A Spectacular day aboard Fire Hatt with Captain Joe Shumaker and first mate Austin Toth today. Monte Collins from Rossmoore, CA along with his two sons, Max and Ethan are keeping this crew hopping! The family is back on the Big Island celebrating Max’s Graduation from Los Alamitos High School. The day started before 7:00AM with Max Collins tagging and successfully releasing his first Pacific Blue Marlin estimated at about 150 pounds. Ethan Collins then proved me right today when I commented earlier that there were Ahi busting on the surface for the past several days and then at about 9:30AM, we are hooked up! Ethan lands his first Ahi weighing approximately 140 pounds! Not bad! After securing the Ahi and getting lines back out….we are hooked up again, this time Monte Collins is in the chair and brings in this nice Ono! These guys are fishy! It isn’t even noon yet! The family fished with us two years ago and released a Pacific blue Marlin about this same size… so someone has to break the tie now. We are hoping for a Mahi Mahi today to earn these guys a Grand Slam!
Scientific name: Makaira nigricans. The blue marlin is the largest of the marlins, common to 11 feet, and known to exceed 2,000 pounds. It is cobalt blue on top shading to silvery white on bottom, although colors can vary by region.
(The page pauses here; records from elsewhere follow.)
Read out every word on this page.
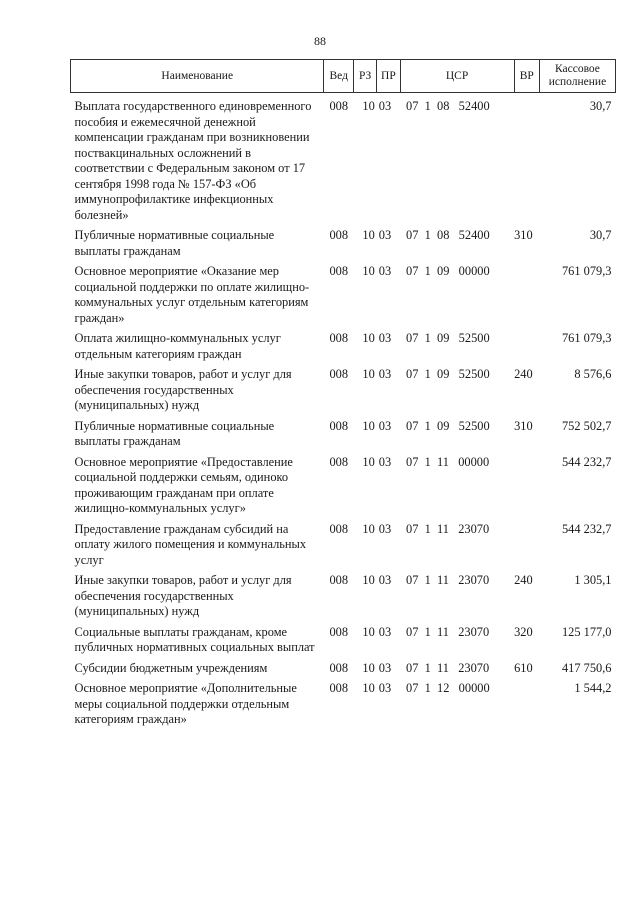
88
Наименование	Вед	РЗ	ПР	ЦСР	ВР	Кассовое исполнение
Выплата государственного единовременного пособия и ежемесячной денежной компенсации гражданам при возникновении поствакцинальных осложнений в соответствии с Федеральным законом от 17 сентября 1998 года № 157-ФЗ «Об иммунопрофилактике инфекционных болезней»	008	10	03	07  1  08   52400		30,7
Публичные нормативные социальные выплаты гражданам	008	10	03	07  1  08   52400	310	30,7
Основное мероприятие «Оказание мер социальной поддержки по оплате жилищно-коммунальных услуг отдельным категориям граждан»	008	10	03	07  1  09   00000		761 079,3
Оплата жилищно-коммунальных услуг отдельным категориям граждан	008	10	03	07  1  09   52500		761 079,3
Иные закупки товаров, работ и услуг для обеспечения государственных (муниципальных) нужд	008	10	03	07  1  09   52500	240	8 576,6
Публичные нормативные социальные выплаты гражданам	008	10	03	07  1  09   52500	310	752 502,7
Основное мероприятие «Предоставление социальной поддержки семьям, одиноко проживающим гражданам при оплате жилищно-коммунальных услуг»	008	10	03	07  1  11   00000		544 232,7
Предоставление гражданам субсидий на оплату жилого помещения и коммунальных услуг	008	10	03	07  1  11   23070		544 232,7
Иные закупки товаров, работ и услуг для обеспечения государственных (муниципальных) нужд	008	10	03	07  1  11   23070	240	1 305,1
Социальные выплаты гражданам, кроме публичных нормативных социальных выплат	008	10	03	07  1  11   23070	320	125 177,0
Субсидии бюджетным учреждениям	008	10	03	07  1  11   23070	610	417 750,6
Основное мероприятие «Дополнительные меры социальной поддержки отдельным категориям граждан»	008	10	03	07  1  12   00000		1 544,2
In common with striped marlin, they are rarely encountered in shallow nearshore waters, preferring blue, oceanic waters.
Tag and recapture data show that blue marlin travel long distances and routinely make trans-Pacific or trans-Atlantic crossings. One recent tag return indicates the first inter-ocean for a blue marlin that earlier data on genetics suggested occurred). In the Pacific, blue marlin tagged in Kona, Hawaii have been recaptured in the South China Sea, in the Marquesas, and off the western coast of South America Some of these movements have occurred in relatively short time scales.
In August of 1997 a pilot project was undertaken on blue marlin in Pacific waters off the coast of Kona, Hawaii. In this project the first generation pop-up satellite tags were set for durations of 60-90 days and fish ranged in body size between 130 and 300 lbs. Three of the tags successfully surfaced and transmitted data, and one fish was caught within a week after release within a mile of the initial tag and release event. Remarkably, one blue marlin traveled from Hawaii to an area west of the Galapagos (a distance of approximately 3000 nm) in 90 days. At the time people doubted a marlin from Hawaii could travel this far. The remaining five tagged blue marlin did not report back for unknown reasons, possibly tag failure due to antenna interaction with the fish or mortality. The tagging data provided a short term view that was consistent with the acoustic tagging data- marlin were primarily fish of the surface 50m but occasionally dove to deeper depths.